A big thing to be mindful of is how many times you’re going to wear the clothing, too. Instead of buying something on impulse or that might be a momentary trend, choose clothes that you can see yourself wearing for multiple seasons. A study from Greenpeace estimates that 20% of clothing is never worn, with the average garment worn less than four times. Crazy, right? Before you buy anything, you want to be confident that you’ll wear it multiple times.
This may sound a bit daunting to some of you but sewing on a button or repairing a seam is both quick and easy. You can always search on YouTube for tutorials if you get stuck. For the more creative and ambitious, you should take a look at #visiblemending It’s amazing how this simple task of repairing clothing has turned into such a beautiful form of art.

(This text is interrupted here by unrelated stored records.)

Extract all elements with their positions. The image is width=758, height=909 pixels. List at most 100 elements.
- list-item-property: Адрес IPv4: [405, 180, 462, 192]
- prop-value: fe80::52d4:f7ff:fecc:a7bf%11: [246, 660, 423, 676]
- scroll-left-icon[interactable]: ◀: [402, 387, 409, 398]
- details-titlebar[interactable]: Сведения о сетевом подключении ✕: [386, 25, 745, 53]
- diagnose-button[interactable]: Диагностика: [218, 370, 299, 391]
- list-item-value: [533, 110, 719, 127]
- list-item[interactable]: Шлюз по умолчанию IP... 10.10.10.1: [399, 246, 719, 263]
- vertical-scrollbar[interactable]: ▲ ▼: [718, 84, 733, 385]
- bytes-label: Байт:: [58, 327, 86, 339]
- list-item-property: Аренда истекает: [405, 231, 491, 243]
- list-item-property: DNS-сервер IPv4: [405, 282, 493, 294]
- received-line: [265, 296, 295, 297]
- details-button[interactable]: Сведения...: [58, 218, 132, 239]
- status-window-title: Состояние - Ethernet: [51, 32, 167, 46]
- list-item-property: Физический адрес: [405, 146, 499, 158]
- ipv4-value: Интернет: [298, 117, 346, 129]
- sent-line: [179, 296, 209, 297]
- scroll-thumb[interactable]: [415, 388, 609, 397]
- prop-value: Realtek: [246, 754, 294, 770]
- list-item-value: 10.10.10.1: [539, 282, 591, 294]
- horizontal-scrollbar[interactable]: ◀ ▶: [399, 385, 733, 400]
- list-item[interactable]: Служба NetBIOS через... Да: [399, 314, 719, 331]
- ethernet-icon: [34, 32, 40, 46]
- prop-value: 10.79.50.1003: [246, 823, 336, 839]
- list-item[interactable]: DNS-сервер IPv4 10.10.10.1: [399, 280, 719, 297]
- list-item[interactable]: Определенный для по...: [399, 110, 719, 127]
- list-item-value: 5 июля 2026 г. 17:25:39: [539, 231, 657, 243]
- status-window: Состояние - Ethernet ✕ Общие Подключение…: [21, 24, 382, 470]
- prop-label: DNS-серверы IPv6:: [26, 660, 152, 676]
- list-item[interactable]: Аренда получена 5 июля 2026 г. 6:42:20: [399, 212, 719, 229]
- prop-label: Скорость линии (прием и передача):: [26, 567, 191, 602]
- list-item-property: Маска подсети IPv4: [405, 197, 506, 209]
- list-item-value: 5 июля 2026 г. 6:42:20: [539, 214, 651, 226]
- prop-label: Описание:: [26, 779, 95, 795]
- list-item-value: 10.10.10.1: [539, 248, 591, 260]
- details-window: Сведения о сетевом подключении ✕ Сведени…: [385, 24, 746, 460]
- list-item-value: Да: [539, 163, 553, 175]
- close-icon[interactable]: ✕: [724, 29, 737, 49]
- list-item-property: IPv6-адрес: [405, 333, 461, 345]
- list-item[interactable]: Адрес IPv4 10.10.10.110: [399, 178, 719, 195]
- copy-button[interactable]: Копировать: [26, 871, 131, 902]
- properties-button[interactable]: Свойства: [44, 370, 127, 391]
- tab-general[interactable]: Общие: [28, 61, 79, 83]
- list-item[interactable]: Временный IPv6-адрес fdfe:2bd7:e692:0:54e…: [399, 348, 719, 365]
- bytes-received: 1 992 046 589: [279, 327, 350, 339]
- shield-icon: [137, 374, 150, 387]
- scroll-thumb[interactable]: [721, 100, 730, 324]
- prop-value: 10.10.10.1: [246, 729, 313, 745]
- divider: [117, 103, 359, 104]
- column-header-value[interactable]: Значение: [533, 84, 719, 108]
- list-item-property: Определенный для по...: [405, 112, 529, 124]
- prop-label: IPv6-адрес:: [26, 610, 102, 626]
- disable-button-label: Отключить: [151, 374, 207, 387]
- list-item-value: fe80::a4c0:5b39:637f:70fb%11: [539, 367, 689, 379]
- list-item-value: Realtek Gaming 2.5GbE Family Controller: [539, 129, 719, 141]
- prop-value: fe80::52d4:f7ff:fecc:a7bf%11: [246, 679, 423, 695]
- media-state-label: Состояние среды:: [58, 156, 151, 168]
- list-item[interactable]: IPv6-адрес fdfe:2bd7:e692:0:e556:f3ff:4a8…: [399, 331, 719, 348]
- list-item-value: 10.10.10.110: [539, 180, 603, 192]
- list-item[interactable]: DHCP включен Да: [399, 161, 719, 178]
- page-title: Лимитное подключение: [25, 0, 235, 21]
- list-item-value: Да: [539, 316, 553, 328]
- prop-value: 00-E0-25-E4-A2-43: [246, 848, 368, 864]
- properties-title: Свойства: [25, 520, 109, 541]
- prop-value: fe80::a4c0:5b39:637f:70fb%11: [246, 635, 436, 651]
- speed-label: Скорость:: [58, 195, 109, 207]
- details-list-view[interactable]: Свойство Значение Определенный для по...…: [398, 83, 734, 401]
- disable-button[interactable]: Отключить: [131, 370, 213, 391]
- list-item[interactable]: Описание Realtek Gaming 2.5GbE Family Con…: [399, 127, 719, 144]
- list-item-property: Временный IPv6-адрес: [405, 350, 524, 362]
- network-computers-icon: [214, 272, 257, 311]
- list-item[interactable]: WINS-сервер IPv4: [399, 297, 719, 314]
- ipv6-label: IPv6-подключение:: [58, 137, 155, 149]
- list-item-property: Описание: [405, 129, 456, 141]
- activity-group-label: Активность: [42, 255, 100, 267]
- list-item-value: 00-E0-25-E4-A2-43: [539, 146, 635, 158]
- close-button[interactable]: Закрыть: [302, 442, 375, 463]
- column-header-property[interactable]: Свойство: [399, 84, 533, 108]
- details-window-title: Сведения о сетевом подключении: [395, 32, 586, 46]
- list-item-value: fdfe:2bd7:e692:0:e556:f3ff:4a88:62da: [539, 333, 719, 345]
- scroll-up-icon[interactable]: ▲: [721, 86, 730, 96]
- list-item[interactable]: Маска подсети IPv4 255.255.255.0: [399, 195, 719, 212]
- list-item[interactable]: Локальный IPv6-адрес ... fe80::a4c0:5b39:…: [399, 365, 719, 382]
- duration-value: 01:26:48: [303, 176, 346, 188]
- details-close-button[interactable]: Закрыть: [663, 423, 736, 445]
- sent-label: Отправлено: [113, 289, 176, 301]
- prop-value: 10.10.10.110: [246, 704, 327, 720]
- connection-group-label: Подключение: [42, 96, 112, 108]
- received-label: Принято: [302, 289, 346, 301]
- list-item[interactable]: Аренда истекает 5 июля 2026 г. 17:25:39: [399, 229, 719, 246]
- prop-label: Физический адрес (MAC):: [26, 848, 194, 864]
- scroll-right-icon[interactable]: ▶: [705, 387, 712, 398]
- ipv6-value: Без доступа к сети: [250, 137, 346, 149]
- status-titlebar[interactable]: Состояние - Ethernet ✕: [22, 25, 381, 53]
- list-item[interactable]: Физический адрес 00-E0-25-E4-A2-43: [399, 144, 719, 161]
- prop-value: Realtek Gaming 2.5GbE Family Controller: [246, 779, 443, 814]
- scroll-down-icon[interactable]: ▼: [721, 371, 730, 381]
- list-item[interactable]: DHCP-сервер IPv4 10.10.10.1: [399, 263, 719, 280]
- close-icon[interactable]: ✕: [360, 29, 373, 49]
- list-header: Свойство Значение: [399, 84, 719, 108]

A popular option that’s becoming more common is to revamp a garment you are tired of, or up-cycle something from the thrift shop that has great potential but isn't quite right. A few buttons, a shorter hem, a narrower silhouette… the options are endless. Not only is it fun and creative, but you’ll have a new and unique garment to add to your wardrobe.
Buy Second Hand
Ethical fashion isn’t all about shopping at next-gen brands though, which
unfortunately often have a high price tag to accompany the sustainable nature of the clothing. Shopping pre-loved is the perfect option if you’re on a budget – or want more variety! It’s like a treasure hunt, you might find a gem hidden away amongst the rails of mixed styles, brands, and shapes.
The beauty of shopping second-hand is that you’re not using new fabrics or textiles, while also saving clothes from the dump. A whopping 85% of textiles end up in a landfill – enough to fully fill Sydney harbour each year. Not only is shopping second-hand far easier on your wallet, but thanks to the environmental benefits of reused clothes there’s far less guilt when you buy garments you don’t even need, but love anyway.
Borrow or Swop
This way of changing our wardrobes is becoming more and more acceptable and mainstream as our awareness increases. It is fun and social and connects us with our fellow humans.
Care for Your Clothes
Do you want to know the biggest secret to having an ethical wardrobe? It’s all about taking care of your clothing. When you look after your clothing, you’re less likely to need to replace it, and you’ll get the most out of every piece. Along with changing your shopping habits, you want to consider how you treat the clothing you already have.
It’s a good idea to always wash on the cold settings, and use gentle and natural detergents. Make sure you hand wash any garments that aren’t suitable for your washing machine and avoid the tumble dryer whenever possible. With only a little care, our clothes can look so much better, for so much longer.